Gli agricoltori sono in effetti indulgenti nei suoi confronti. Anche se riconosciuta colpevole di omicidio, condannano Tatiana Leontieva a soli quattro anni di reclusione poiché tengono conto di alcune circostanze attenuanti e le riconoscono una scemata responsabilità. Due mesi dopo il verdetto, la stampa riporta che la condannata è impazzita e che è stata trasferita in un ospedale di Münsingen, nel canton Berna.
Tatiana Leontieva, la sola donna ad avere commesso un omicidio politico in Svizzera, rimane in clinica fino al suo decesso. Muore nel 1922, all’età di 39 anni, di tubercolosi, portandosi nella tomba i segreti di un crimine mai completamente chiarito.
Attentati in Svizzera
Ripercorrendo la storia della Svizzera si scopre che gli atti di violenza a sfondo politico nel Paese un tempo erano molto più frequenti di quanto si possa supporre oggi.
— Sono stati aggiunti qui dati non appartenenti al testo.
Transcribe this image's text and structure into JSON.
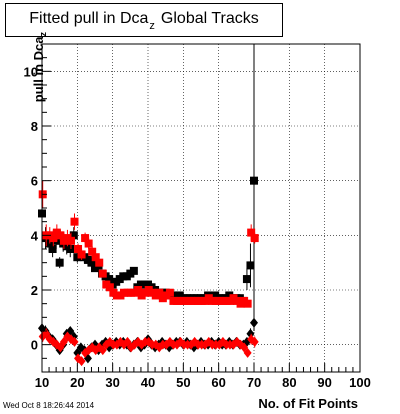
{
  "chart_data": {
    "type": "scatter",
    "title": "Fitted pull in Dca",
    "title_subscript": "z",
    "title_suffix": "Global Tracks",
    "ylabel": "pull in Dca",
    "ylabel_subscript": "z",
    "xlabel": "No. of Fit Points",
    "xlim": [
      10,
      100
    ],
    "ylim": [
      -1,
      11
    ],
    "x_ticks": [
      10,
      20,
      30,
      40,
      50,
      60,
      70,
      80,
      90,
      100
    ],
    "y_ticks": [
      0,
      2,
      4,
      6,
      8,
      10
    ],
    "grid": true,
    "series": [
      {
        "color": "#000000",
        "marker": "square",
        "x": [
          10,
          11,
          12,
          13,
          14,
          15,
          16,
          17,
          18,
          19,
          20,
          21,
          22,
          23,
          24,
          25,
          26,
          27,
          28,
          29,
          30,
          31,
          32,
          33,
          34,
          35,
          36,
          37,
          38,
          39,
          40,
          41,
          42,
          43,
          44,
          45,
          46,
          47,
          48,
          49,
          50,
          51,
          52,
          53,
          54,
          55,
          56,
          57,
          58,
          59,
          60,
          61,
          62,
          63,
          64,
          65,
          66,
          67,
          68,
          69,
          70
        ],
        "y": [
          4.8,
          3.9,
          3.7,
          3.5,
          3.8,
          3.0,
          3.7,
          3.6,
          3.5,
          4.0,
          3.2,
          3.3,
          3.2,
          3.1,
          3.0,
          2.8,
          2.9,
          2.6,
          2.5,
          2.4,
          2.2,
          2.3,
          2.4,
          2.5,
          2.5,
          2.6,
          2.7,
          2.1,
          2.2,
          2.2,
          2.2,
          2.1,
          2.0,
          1.9,
          1.9,
          1.9,
          1.8,
          1.8,
          1.8,
          1.8,
          1.7,
          1.7,
          1.7,
          1.7,
          1.7,
          1.7,
          1.7,
          1.8,
          1.7,
          1.8,
          1.7,
          1.7,
          1.7,
          1.8,
          1.7,
          1.7,
          1.7,
          1.6,
          2.4,
          2.9,
          6.0
        ],
        "yerr": [
          0.6,
          0.4,
          0.3,
          0.3,
          0.3,
          0.2,
          0.3,
          0.3,
          0.3,
          0.3,
          0.2,
          0.2,
          0.2,
          0.2,
          0.2,
          0.1,
          0.1,
          0.1,
          0.1,
          0.1,
          0.1,
          0.1,
          0.1,
          0.1,
          0.1,
          0.1,
          0.1,
          0.1,
          0.1,
          0.1,
          0.1,
          0.1,
          0.1,
          0.1,
          0.1,
          0.1,
          0.1,
          0.1,
          0.1,
          0.1,
          0.1,
          0.1,
          0.1,
          0.1,
          0.1,
          0.1,
          0.1,
          0.1,
          0.1,
          0.1,
          0.1,
          0.1,
          0.1,
          0.1,
          0.1,
          0.1,
          0.1,
          0.1,
          0.4,
          0.8,
          5.5
        ]
      },
      {
        "color": "#ff0000",
        "marker": "square",
        "x": [
          10.2,
          11.2,
          12.2,
          13.2,
          14.2,
          15.2,
          16.2,
          17.2,
          18.2,
          19.2,
          20.2,
          21.2,
          22.2,
          23.2,
          24.2,
          25.2,
          26.2,
          27.2,
          28.2,
          29.2,
          30.2,
          31.2,
          32.2,
          33.2,
          34.2,
          35.2,
          36.2,
          37.2,
          38.2,
          39.2,
          40.2,
          41.2,
          42.2,
          43.2,
          44.2,
          45.2,
          46.2,
          47.2,
          48.2,
          49.2,
          50.2,
          51.2,
          52.2,
          53.2,
          54.2,
          55.2,
          56.2,
          57.2,
          58.2,
          59.2,
          60.2,
          61.2,
          62.2,
          63.2,
          64.2,
          65.2,
          66.2,
          67.2,
          68.2,
          69.2,
          70.2
        ],
        "y": [
          5.5,
          4.0,
          4.0,
          3.9,
          4.1,
          4.0,
          3.8,
          3.9,
          3.8,
          4.5,
          3.5,
          3.3,
          3.9,
          3.7,
          3.4,
          3.2,
          3.0,
          2.6,
          2.2,
          2.1,
          1.9,
          1.8,
          1.8,
          1.9,
          1.9,
          1.9,
          1.9,
          2.0,
          1.8,
          1.9,
          2.0,
          1.9,
          1.8,
          1.9,
          1.7,
          1.8,
          1.9,
          1.6,
          1.6,
          1.6,
          1.6,
          1.6,
          1.6,
          1.6,
          1.6,
          1.6,
          1.6,
          1.7,
          1.6,
          1.6,
          1.6,
          1.6,
          1.6,
          1.6,
          1.7,
          1.6,
          1.5,
          1.6,
          1.5,
          4.1,
          3.9
        ],
        "yerr": [
          0.5,
          0.4,
          0.3,
          0.3,
          0.3,
          0.2,
          0.3,
          0.3,
          0.3,
          0.3,
          0.2,
          0.2,
          0.2,
          0.2,
          0.2,
          0.1,
          0.1,
          0.1,
          0.1,
          0.1,
          0.1,
          0.1,
          0.1,
          0.1,
          0.1,
          0.1,
          0.1,
          0.1,
          0.1,
          0.1,
          0.1,
          0.1,
          0.1,
          0.1,
          0.1,
          0.1,
          0.1,
          0.1,
          0.1,
          0.1,
          0.1,
          0.1,
          0.1,
          0.1,
          0.1,
          0.1,
          0.1,
          0.1,
          0.1,
          0.1,
          0.1,
          0.1,
          0.1,
          0.1,
          0.1,
          0.1,
          0.1,
          0.1,
          0.1,
          0.3,
          0.2
        ]
      },
      {
        "color": "#000000",
        "marker": "diamond",
        "x": [
          10,
          11,
          12,
          13,
          14,
          15,
          16,
          17,
          18,
          19,
          20,
          21,
          22,
          23,
          24,
          25,
          26,
          27,
          28,
          29,
          30,
          31,
          32,
          33,
          34,
          35,
          36,
          37,
          38,
          39,
          40,
          41,
          42,
          43,
          44,
          45,
          46,
          47,
          48,
          49,
          50,
          51,
          52,
          53,
          54,
          55,
          56,
          57,
          58,
          59,
          60,
          61,
          62,
          63,
          64,
          65,
          66,
          67,
          68,
          69,
          70
        ],
        "y": [
          0.6,
          0.5,
          0.3,
          0.2,
          0.0,
          -0.2,
          0.0,
          0.4,
          0.5,
          0.3,
          -0.3,
          -0.1,
          -0.2,
          -0.5,
          -0.1,
          0.0,
          -0.2,
          0.0,
          0.1,
          -0.1,
          0.0,
          0.1,
          0.0,
          0.1,
          0.0,
          -0.1,
          0.0,
          0.1,
          -0.1,
          0.0,
          0.2,
          0.0,
          -0.1,
          0.0,
          0.1,
          0.0,
          -0.1,
          0.0,
          0.1,
          0.1,
          0.0,
          0.1,
          0.0,
          -0.1,
          0.0,
          0.1,
          0.0,
          0.0,
          0.1,
          0.0,
          0.1,
          0.0,
          0.0,
          0.1,
          0.0,
          0.1,
          0.0,
          0.0,
          0.1,
          0.4,
          0.8
        ],
        "yerr": [
          0.2,
          0.2,
          0.1,
          0.1,
          0.1,
          0.1,
          0.1,
          0.1,
          0.1,
          0.1,
          0.1,
          0.1,
          0.1,
          0.1,
          0.1,
          0.1,
          0.1,
          0.1,
          0.1,
          0.1,
          0.1,
          0.1,
          0.1,
          0.1,
          0.1,
          0.1,
          0.1,
          0.1,
          0.1,
          0.1,
          0.1,
          0.1,
          0.1,
          0.1,
          0.1,
          0.1,
          0.1,
          0.1,
          0.1,
          0.1,
          0.1,
          0.1,
          0.1,
          0.1,
          0.1,
          0.1,
          0.1,
          0.1,
          0.1,
          0.1,
          0.1,
          0.1,
          0.1,
          0.1,
          0.1,
          0.1,
          0.1,
          0.1,
          0.1,
          0.2,
          0.3
        ]
      },
      {
        "color": "#ff0000",
        "marker": "diamond",
        "x": [
          10.2,
          11.2,
          12.2,
          13.2,
          14.2,
          15.2,
          16.2,
          17.2,
          18.2,
          19.2,
          20.2,
          21.2,
          22.2,
          23.2,
          24.2,
          25.2,
          26.2,
          27.2,
          28.2,
          29.2,
          30.2,
          31.2,
          32.2,
          33.2,
          34.2,
          35.2,
          36.2,
          37.2,
          38.2,
          39.2,
          40.2,
          41.2,
          42.2,
          43.2,
          44.2,
          45.2,
          46.2,
          47.2,
          48.2,
          49.2,
          50.2,
          51.2,
          52.2,
          53.2,
          54.2,
          55.2,
          56.2,
          57.2,
          58.2,
          59.2,
          60.2,
          61.2,
          62.2,
          63.2,
          64.2,
          65.2,
          66.2,
          67.2,
          68.2,
          69.2,
          70.2
        ],
        "y": [
          0.3,
          0.4,
          0.2,
          0.1,
          0.0,
          -0.1,
          0.1,
          0.3,
          0.2,
          0.1,
          -0.5,
          -0.6,
          -0.3,
          -0.2,
          -0.1,
          -0.2,
          -0.1,
          -0.2,
          0.0,
          0.1,
          0.0,
          0.0,
          0.1,
          0.0,
          0.1,
          -0.1,
          0.0,
          0.1,
          0.0,
          0.1,
          0.1,
          0.0,
          0.0,
          -0.1,
          0.0,
          0.0,
          0.1,
          0.0,
          0.0,
          0.1,
          0.0,
          0.0,
          0.0,
          0.1,
          0.0,
          0.0,
          0.0,
          0.1,
          0.0,
          0.0,
          0.0,
          0.1,
          0.0,
          0.0,
          0.0,
          0.1,
          0.0,
          -0.1,
          -0.3,
          0.2,
          0.1
        ],
        "yerr": [
          0.2,
          0.2,
          0.1,
          0.1,
          0.1,
          0.1,
          0.1,
          0.1,
          0.1,
          0.1,
          0.1,
          0.1,
          0.1,
          0.1,
          0.1,
          0.1,
          0.1,
          0.1,
          0.1,
          0.1,
          0.1,
          0.1,
          0.1,
          0.1,
          0.1,
          0.1,
          0.1,
          0.1,
          0.1,
          0.1,
          0.1,
          0.1,
          0.1,
          0.1,
          0.1,
          0.1,
          0.1,
          0.1,
          0.1,
          0.1,
          0.1,
          0.1,
          0.1,
          0.1,
          0.1,
          0.1,
          0.1,
          0.1,
          0.1,
          0.1,
          0.1,
          0.1,
          0.1,
          0.1,
          0.1,
          0.1,
          0.1,
          0.1,
          0.1,
          0.2,
          0.2
        ]
      }
    ]
  },
  "footer": {
    "datestamp": "Wed Oct  8 18:26:44 2014"
  }
}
Il primo attacco terroristico sul suolo elvetico fu commesso nel 1898 contro l’imperatrice Elisabetta d’Austria, che fu pugnalata dall’anarchico Luigi Luccheni. Sissi fu la prima vittima del terrore anarchico in Svizzera, ma non l’unica.
All’inizio del XX secolo la Svizzera fu teatro di una vera e propria ondata di violenza terroristica. Gli anarchici fecero irruzione in banche e nella caserma della polizia di Zurigo, cercarono di far saltare in aria dei treni, ricattarono degli industriali, compierono attentati dinamitardi e uccisero degli avversari politici.
La maggior parte dei responsabili proveniva dall’estero: russi, italiani, tedeschi e austriaci che avevano trovato asilo politico in Svizzera. Solo una minoranza degli autori era svizzera. La maggior parte di costoro era in stretto contatto con anarchici stranieri. In generale, tuttavia, causarono più orrore che danni. E a volte erano talmente dilettanti da farsi esplodere accidentalmente mentre costruivano le loro bombe.
Per la Svizzera, gli atti di violenza anarchici furono una sfida politica: il paese reagì con espulsioni e l’inasprimento delle leggi. Nella cosiddetta legge sugli anarchici del 1894, furono aumentate le pene per tutti i reati commessi con l’ausilio di esplosivi e furono resi punibili gli atti preparatori. Al contempo, però, la Svizzera rifiutò di inasprire le disposizioni legislative sull’asilo, che offrivano una generosa protezione ai perseguitati politici.